I want to talk about one optimization I did on Friday, and about why I’ve spent literally half a day on this optimization.

We all know, that we can’t “optimize the whole world”, and that each time we want to optimize something, we should first try to estimate, whether the optimization effort is worth the gains we’ll get.

When we have a long report, which runs for 2 hours and eats up all server resources, we know we should optimize this report.

When we have an application controller action which is executed for 30 seconds, because the screen rendering requires 500 database calls, we know that we need to optimize the Ruby code and reduce the number of calls by executing “smarter” SQL statement.

But what if a background job is slow? Most of the time we want to optimize a batch job, if it is executed often and effects other jobs, for example, if a job runs every 15 min, and it takes 5 min per execution. If a batch is only executed once a day, most of the time we say “it’s OK if it’s slow”, unless it’s really slow.

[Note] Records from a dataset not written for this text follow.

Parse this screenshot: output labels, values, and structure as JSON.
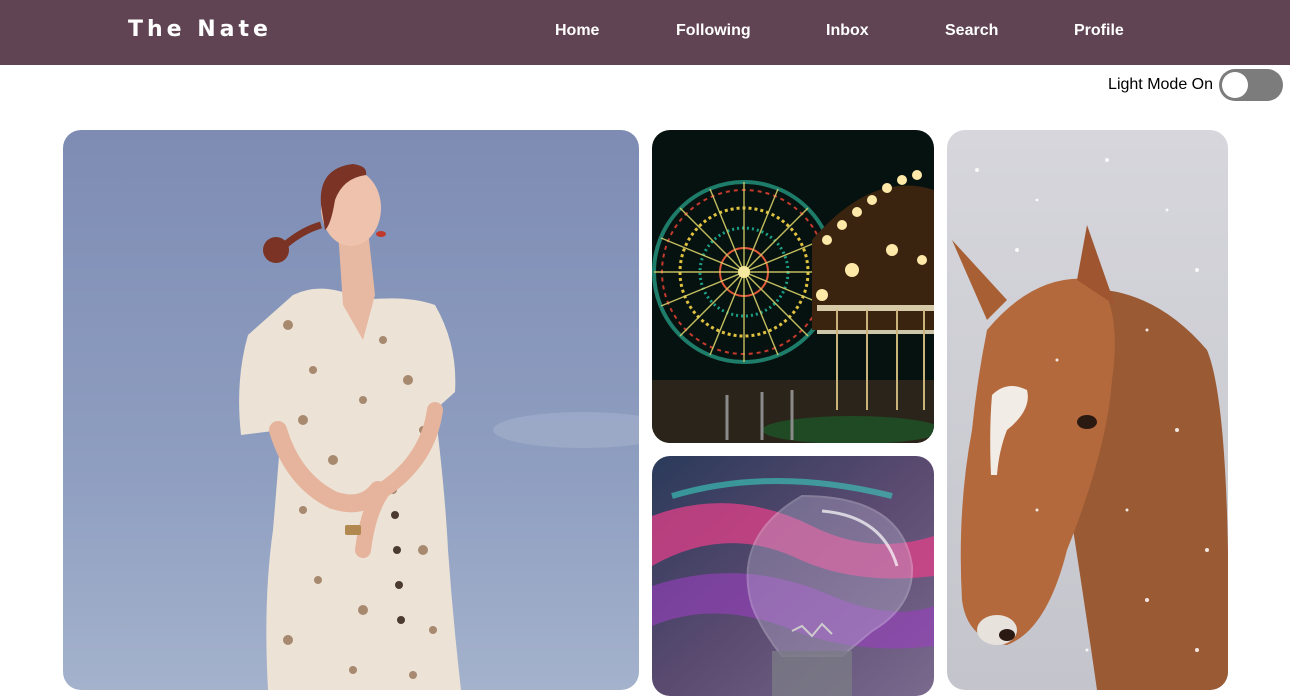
{
  "header": {
    "brand": "The Nate",
    "nav": [
      {
        "label": "Home"
      },
      {
        "label": "Following"
      },
      {
        "label": "Inbox"
      },
      {
        "label": "Search"
      },
      {
        "label": "Profile"
      }
    ]
  },
  "theme_toggle": {
    "label": "Light Mode On",
    "on": false
  },
  "gallery": {
    "images": [
      {
        "subject": "woman in floral dress against blue sky"
      },
      {
        "subject": "illuminated ferris wheel and carousel at night"
      },
      {
        "subject": "light bulb with pink and purple light trails"
      },
      {
        "subject": "chestnut horse with white blaze in snow"
      }
    ]
  },
  "colors": {
    "navbar": "#604453",
    "toggle_track": "#7c7c7c",
    "background": "#ffffff"
  }
}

Now, guess what I was doing on Friday: I’ve spent more than three hours to optimize the background job, which only runs once a day with the execution time about 2.5 min.

Why this job absolutely needed to be optimized? Because of the way it was written: the first statement reads virtually all payments for all loans which exist in the system. It was taking “only” 2.5 min, because currently we have a very small number of loans in the system. If we plan to increase this number a thousand times within the next year (which we plan), the execution time would increase proportionally.

So the most important thing in my optimization was not the fact, that I’ve improved the execution time from 2.5 min to 6 seconds, but the fact that now this execution time will increase very insignificantly, when the number of loans in the system will increase. Besides, the new job is using way less resources (the original job was creating three huge temporary tables, which almost blocked the possibility to test it in the development environment).

And I am really glad I caught this situation early enough it didn’t cause us serious problems!